Re-Cycling Class: The environmental politics of Bangalore’s new middle classes
My dissertation, Re-Cycling Class: The Cultural and Environmental Politics of the New Middle Classes of Bangalore, India, evaluates how middle class-led initiatives to promote sustainable waste management and transportation systems affect Bangalore’s poor and working classes. Using a participatory and community-based research approach, I worked with neighborhood associations, waste-engaged non-governmental organizations, labor groups, and municipal officials to understand the conditions under which waste management and transportation systems can be made more environmentally sustainable, while also enhancing the livelihoods and experiences of Bangalore’s working poor.
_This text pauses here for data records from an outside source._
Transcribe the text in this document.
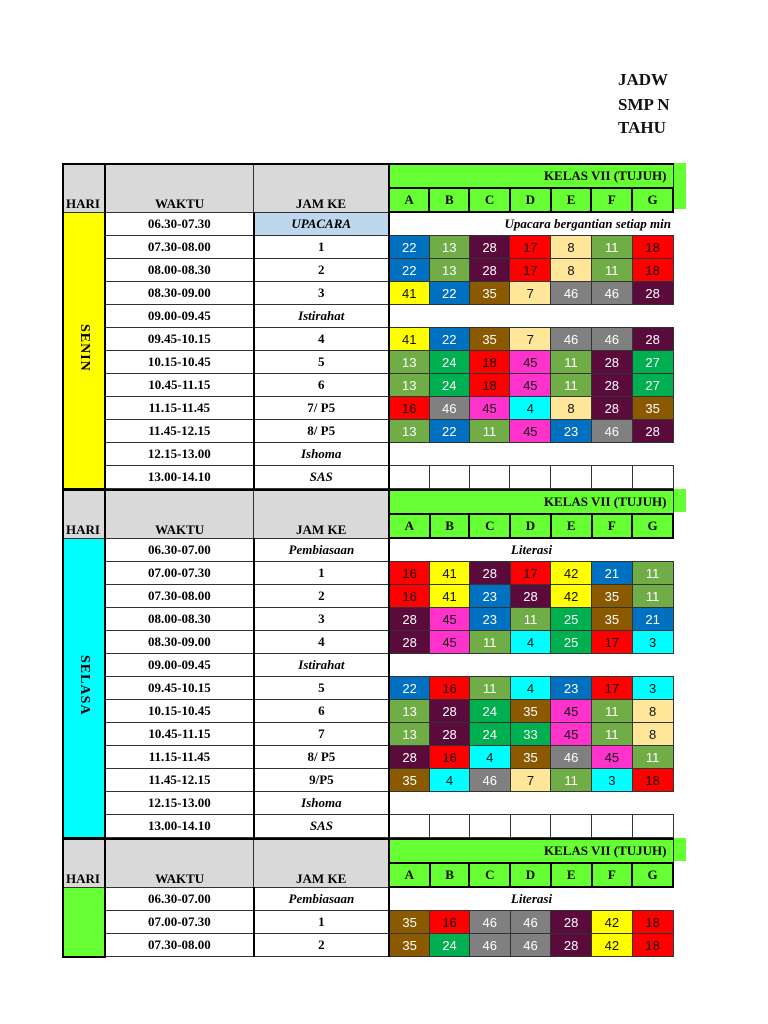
JADW
SMP N
TAHU
HARI	WAKTU	JAM KE	KELAS VII (TUJUH)						
			A	B	C	D	E	F	G
SENIN	06.30-07.30	UPACARA	Upacara bergantian setiap min						
	07.30-08.00	1	22	13	28	17	8	11	18
	08.00-08.30	2	22	13	28	17	8	11	18
	08.30-09.00	3	41	22	35	7	46	46	28
	09.00-09.45	Istirahat							
	09.45-10.15	4	41	22	35	7	46	46	28
	10.15-10.45	5	13	24	18	45	11	28	27
	10.45-11.15	6	13	24	18	45	11	28	27
	11.15-11.45	7/ P5	16	46	45	4	8	28	35
	11.45-12.15	8/ P5	13	22	11	45	23	46	28
	12.15-13.00	Ishoma							
	13.00-14.10	SAS							
HARI	WAKTU	JAM KE	KELAS VII (TUJUH)						
			A	B	C	D	E	F	G
SELASA	06.30-07.00	Pembiasaan	Literasi						
	07.00-07.30	1	16	41	28	17	42	21	11
	07.30-08.00	2	16	41	23	28	42	35	11
	08.00-08.30	3	28	45	23	11	25	35	21
	08.30-09.00	4	28	45	11	4	25	17	3
	09.00-09.45	Istirahat							
	09.45-10.15	5	22	16	11	4	23	17	3
	10.15-10.45	6	13	28	24	35	45	11	8
	10.45-11.15	7	13	28	24	33	45	11	8
	11.15-11.45	8/ P5	28	16	4	35	46	45	11
	11.45-12.15	9/P5	35	4	46	7	11	3	18
	12.15-13.00	Ishoma							
	13.00-14.10	SAS							
HARI	WAKTU	JAM KE	KELAS VII (TUJUH)						
			A	B	C	D	E	F	G
	06.30-07.00	Pembiasaan	Literasi						
	07.00-07.30	1	35	16	46	46	28	42	18
	07.30-08.00	2	35	24	46	46	28	42	18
More broadly, my research, teaching and service are driven by my desire to understand the conditions under which, we, as a global society, can address issues of equity and social justice, while transitioning to more ecologically-sustainable futures. My time at ESPM has expanded and transformed my thinking on environmental issues and I am deeply grateful to my dissertation committee, ESPM faculty, and students for all their guidance and support over the years. I am also very fortunate to have worked with a number of exceptional undergraduate students at Berkeley, as a GSI and as a Berkeley Connect Fellow. Their enthusiasm, energy and engagement have enlivened my PhD experience and reaffirmed my commitment to a career as a teacher-scholar. After graduation, I will continue working on research questions that lie at the intersection of sustainability and social justice as an Assistant Professor in the Justice, Community and Leadership program at Saint Mary’s College of California.